There are other options:
- Just leave. Yes, leave – but do it matter-of-factly. And do it with a plan to build out your portfolio in entirely new ways. Join a news startup. Amp up your social media skills. Do a deep dive in a particular topic area. Understand how the emerging news ecosystem is embracing change. Attach yourselves to new circles of competence. The goal is to attain new skills – and a sponsor or two – not more clips. You are never more desirable than when someone else wants you. And the doors do revolve.
- Seek an internal greenhouse. Raise your hand to be on the innovations team. or new-products team. Women have unique ways of connecting the dots on trends and good instincts about engaging audiences. However, these are muscles that need to be toned. These skills can also be a future escape hatch, if you want it.
- Build your own sandbox. Grow your media entrepreneurship skills, whether as a job or a hobby. Start a website, a blog, a newsletter, an app that lets your spread your wings in new ways.

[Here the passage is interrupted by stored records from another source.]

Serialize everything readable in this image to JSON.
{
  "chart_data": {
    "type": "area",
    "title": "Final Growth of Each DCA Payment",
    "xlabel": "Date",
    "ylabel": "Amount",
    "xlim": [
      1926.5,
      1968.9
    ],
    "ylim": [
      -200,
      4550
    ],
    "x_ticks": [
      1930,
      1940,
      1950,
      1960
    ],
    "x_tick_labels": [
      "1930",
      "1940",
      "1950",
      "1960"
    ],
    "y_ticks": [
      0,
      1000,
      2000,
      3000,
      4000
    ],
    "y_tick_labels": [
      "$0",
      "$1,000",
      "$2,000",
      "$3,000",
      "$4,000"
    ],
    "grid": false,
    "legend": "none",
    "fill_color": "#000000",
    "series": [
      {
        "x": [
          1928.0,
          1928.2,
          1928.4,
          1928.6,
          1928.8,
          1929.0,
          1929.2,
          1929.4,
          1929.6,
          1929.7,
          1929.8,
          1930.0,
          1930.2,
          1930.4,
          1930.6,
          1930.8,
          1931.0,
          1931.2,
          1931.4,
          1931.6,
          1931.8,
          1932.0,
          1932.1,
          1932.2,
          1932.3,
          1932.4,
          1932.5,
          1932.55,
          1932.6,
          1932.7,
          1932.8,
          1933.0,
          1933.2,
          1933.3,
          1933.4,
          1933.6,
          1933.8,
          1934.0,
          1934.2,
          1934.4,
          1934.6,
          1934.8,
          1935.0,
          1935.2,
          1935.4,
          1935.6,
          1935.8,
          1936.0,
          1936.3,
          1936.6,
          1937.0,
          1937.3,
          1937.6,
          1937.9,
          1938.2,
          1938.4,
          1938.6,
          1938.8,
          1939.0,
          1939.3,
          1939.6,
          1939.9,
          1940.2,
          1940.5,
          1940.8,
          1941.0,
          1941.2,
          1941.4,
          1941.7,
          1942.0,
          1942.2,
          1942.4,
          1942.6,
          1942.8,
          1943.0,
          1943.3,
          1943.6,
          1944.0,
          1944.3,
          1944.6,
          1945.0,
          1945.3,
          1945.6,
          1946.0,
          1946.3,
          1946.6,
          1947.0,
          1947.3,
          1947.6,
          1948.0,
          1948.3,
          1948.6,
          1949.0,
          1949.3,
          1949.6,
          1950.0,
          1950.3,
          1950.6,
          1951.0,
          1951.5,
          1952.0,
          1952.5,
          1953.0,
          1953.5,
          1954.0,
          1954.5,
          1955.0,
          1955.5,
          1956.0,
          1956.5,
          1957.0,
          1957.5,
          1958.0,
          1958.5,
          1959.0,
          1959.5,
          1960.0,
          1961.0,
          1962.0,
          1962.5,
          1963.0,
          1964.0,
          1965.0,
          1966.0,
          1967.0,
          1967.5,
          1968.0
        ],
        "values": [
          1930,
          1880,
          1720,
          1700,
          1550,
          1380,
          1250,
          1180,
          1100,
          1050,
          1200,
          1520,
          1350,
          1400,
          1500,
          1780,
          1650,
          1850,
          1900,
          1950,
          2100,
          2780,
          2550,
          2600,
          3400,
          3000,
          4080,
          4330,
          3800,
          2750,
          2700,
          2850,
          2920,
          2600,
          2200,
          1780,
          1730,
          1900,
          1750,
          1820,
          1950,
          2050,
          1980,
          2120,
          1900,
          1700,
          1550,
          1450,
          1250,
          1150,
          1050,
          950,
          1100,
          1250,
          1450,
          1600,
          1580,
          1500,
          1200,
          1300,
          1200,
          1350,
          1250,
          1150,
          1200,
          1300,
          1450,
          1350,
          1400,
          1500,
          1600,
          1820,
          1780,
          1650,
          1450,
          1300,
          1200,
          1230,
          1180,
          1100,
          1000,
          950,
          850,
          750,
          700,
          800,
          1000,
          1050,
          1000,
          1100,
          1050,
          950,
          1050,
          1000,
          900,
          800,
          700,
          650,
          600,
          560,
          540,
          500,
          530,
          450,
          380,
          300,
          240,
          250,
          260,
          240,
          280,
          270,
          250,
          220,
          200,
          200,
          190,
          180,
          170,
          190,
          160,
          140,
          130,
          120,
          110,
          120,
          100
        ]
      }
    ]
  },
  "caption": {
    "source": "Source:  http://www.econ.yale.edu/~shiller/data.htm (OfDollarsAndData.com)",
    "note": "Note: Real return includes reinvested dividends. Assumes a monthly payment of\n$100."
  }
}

Amid all the numbers tossed around about the plight of women journalists, I have not seen statistics that tell us whether women are leaving newsrooms in disproportionate numbers when buyouts are offered or downsizing occurs.
But I do know in reading 2,011 applications for some 22 startup awards J-Lab offered with McCormick Foundation funding between 2008 and 2013, there are incredibly smart, talented women who have left – in some cases fled – newsrooms and have good ideas for the future of media.
As a general rule, they don’t aspire to collect scalps. They’d rather do journalism that builds communities, rights social wrongs, empowers the voiceless and fosters a much closer relationship with their audiences.
It seems to me those are jobs that need to be done.